I just added some randomization of the control period and now it works just fine.
(It's still possible to have the problem you describe, but it's very unlikely now)

#define PIN_INPUT 1    
#define WATCHDOG 2 
#define PIN_OUTPUT 3  

int control= 0;
int last_control = 0;
bool watchdog = false;


//promenne pro casovani milis()
unsigned long previousMillis = 0;  
const long interval_min = 500;       // frequency of logic level check - 500 ms
const long interval_max = 2000;

unsigned long previousMillisCheck = 0;

unsigned long previousMillisWD = 0;  
const long intervalWD = 1000;      // timer for watchdog - every 1s changes  logical level
const long timeWithoutResponse = 60000;      // maximum allowable time between state change checks


void setup() {
Serial.begin(9600);   
delay(500);

pinMode(PIN_INPUT, INPUT);
pinMode(PIN_OUTPUT, OUTPUT);
pinMode(WATCHDOG, OUTPUT);

digitalWrite(PIN_OUTPUT, HIGH);
}

// begin ********* HW WATCHDOG - CONTROL STATE OF ESP8266  *********
  if (currentMillis - previousMillis >= random(interval_min, interval_max)) {
    previousMillis = currentMillis;

    control= digitalRead(PIN_INPUT);

    if (control != last_control){
      previousMillisCheck = currentMillis;
      }

    if (currentMillis - previousMillisCheck >= timeWithoutResponse){
      previousMillisCheck = currentMillis;
      digitalWrite(PIN_OUTPUT, LOW);
      Serial.print("restarting......");
      delay(500);
    }    

    last_control = control;
    digitalWrite(VYSTUP, HIGH);
   }
// end    ********* HW WATCHDOG - CONTROL STATE OF ESP8266  *********

that should indeed cover your need unless Murphy strikes :slight_smile:

1 Like

I believe you can assign a watchdog interrupt to a user ISR. It could log.
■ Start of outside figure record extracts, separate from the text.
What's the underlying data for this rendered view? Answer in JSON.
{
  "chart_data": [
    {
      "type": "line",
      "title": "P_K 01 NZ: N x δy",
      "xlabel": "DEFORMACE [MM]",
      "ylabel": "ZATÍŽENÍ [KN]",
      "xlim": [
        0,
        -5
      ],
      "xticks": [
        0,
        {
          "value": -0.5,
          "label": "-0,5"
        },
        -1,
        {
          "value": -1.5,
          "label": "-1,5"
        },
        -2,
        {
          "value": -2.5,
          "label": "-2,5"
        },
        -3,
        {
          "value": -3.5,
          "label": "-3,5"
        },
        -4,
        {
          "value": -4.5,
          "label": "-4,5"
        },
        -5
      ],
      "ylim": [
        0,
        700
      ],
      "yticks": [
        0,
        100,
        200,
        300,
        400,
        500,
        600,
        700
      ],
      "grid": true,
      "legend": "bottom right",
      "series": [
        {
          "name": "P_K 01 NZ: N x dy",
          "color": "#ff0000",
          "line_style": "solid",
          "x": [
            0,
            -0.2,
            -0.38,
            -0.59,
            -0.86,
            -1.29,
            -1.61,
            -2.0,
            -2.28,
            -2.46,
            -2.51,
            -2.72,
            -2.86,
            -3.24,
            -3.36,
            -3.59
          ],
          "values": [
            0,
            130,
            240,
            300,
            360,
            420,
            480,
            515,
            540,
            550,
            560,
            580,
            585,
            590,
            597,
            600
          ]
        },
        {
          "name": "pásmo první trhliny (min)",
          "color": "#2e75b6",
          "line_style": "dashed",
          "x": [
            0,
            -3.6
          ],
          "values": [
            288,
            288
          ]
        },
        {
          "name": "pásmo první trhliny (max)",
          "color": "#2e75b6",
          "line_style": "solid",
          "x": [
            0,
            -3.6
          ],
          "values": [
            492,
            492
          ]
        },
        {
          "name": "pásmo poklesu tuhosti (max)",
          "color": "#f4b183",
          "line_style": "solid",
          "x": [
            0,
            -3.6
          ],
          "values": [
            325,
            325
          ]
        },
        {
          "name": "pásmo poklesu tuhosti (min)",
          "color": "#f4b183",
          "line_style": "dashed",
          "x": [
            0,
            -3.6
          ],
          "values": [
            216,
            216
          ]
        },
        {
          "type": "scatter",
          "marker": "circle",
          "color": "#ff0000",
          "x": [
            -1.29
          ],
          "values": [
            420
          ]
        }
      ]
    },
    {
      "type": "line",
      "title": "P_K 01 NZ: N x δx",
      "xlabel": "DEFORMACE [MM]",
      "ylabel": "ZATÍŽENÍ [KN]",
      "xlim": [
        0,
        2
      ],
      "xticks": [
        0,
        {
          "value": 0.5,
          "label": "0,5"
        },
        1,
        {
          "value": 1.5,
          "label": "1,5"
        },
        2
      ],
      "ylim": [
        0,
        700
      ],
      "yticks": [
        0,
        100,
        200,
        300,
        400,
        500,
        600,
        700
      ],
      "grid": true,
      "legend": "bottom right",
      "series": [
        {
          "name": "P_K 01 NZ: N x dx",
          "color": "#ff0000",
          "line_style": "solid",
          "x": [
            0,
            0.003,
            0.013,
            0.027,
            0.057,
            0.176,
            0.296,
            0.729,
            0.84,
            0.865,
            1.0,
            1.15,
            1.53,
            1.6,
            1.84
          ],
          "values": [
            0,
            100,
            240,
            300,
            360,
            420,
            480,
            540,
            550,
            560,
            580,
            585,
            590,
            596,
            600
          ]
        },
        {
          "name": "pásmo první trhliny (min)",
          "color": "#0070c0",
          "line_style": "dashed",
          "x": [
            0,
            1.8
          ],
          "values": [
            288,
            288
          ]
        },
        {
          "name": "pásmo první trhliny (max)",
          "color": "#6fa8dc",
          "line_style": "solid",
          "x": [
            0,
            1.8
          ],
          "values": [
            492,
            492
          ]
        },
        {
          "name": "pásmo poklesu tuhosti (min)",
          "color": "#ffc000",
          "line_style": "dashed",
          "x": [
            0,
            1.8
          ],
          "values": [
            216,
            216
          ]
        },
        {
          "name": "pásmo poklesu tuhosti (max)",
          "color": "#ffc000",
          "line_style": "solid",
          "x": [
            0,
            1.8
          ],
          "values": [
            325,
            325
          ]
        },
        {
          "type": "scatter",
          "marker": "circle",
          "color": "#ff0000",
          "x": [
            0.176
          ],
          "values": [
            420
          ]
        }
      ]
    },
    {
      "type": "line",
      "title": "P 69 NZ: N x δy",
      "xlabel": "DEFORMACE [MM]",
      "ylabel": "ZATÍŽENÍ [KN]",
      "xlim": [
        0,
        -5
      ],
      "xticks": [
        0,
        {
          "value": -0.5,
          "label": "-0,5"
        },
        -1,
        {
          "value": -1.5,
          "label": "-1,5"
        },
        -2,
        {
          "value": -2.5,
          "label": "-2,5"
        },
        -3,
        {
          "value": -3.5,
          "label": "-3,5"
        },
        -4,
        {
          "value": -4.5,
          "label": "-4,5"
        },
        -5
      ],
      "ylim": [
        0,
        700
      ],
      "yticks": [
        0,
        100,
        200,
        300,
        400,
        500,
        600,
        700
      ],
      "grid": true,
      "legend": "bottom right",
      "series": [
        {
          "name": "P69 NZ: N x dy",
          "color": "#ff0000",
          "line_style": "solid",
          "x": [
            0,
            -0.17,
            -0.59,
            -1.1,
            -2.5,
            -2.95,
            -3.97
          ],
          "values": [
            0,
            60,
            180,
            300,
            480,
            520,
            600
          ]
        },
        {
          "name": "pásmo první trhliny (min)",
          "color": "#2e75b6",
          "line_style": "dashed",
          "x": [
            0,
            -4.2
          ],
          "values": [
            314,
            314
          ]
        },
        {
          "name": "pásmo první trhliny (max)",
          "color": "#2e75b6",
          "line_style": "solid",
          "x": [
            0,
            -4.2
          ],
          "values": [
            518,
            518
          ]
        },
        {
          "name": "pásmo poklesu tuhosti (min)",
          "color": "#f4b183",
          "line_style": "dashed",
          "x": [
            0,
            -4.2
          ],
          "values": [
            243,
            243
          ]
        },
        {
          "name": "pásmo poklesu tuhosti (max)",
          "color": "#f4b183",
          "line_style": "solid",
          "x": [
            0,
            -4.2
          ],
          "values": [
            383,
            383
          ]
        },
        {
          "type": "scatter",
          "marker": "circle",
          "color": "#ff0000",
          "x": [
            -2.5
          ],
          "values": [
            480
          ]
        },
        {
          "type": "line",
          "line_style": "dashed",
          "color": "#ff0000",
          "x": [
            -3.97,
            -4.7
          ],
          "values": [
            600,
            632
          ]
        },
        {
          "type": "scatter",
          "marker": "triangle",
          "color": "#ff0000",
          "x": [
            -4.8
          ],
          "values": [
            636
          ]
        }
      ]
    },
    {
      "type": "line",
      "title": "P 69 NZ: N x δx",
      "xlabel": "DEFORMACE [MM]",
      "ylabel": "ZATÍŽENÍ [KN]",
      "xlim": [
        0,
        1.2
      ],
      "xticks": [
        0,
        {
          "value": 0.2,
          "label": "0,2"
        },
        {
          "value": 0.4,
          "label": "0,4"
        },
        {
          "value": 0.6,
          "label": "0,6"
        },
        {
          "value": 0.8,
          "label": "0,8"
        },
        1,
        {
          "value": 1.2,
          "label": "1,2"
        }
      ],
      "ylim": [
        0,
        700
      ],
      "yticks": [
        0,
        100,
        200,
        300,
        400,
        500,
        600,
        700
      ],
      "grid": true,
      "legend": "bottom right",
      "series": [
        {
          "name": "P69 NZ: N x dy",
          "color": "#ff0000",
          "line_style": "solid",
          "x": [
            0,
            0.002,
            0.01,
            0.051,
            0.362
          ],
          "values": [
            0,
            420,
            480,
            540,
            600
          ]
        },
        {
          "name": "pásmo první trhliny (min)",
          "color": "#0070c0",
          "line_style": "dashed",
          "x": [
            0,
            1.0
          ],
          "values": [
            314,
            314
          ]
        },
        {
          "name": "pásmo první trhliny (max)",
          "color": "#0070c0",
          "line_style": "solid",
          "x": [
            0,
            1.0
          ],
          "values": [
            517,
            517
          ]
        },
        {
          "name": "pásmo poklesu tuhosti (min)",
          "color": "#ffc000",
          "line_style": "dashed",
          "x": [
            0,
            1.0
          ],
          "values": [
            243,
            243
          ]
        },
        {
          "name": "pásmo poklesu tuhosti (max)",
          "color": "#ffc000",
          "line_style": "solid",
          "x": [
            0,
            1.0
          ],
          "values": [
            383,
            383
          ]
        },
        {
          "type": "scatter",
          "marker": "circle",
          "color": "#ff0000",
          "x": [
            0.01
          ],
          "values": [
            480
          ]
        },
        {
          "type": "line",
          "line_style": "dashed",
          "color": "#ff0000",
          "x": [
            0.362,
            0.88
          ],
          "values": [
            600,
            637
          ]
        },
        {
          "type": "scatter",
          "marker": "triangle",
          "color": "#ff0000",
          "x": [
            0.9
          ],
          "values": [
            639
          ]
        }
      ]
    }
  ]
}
Might be a little tricky if you have to re-enable interrupts to log.

The issue would be, what is causing the lack of response. If it's a software flaw, perhaps you can just find and fix the flaw.

Are you currently experiencing crashes? Apart from the one that was caused by your solution?

This topic was automatically closed 180 days after the last reply. New replies are no longer allowed.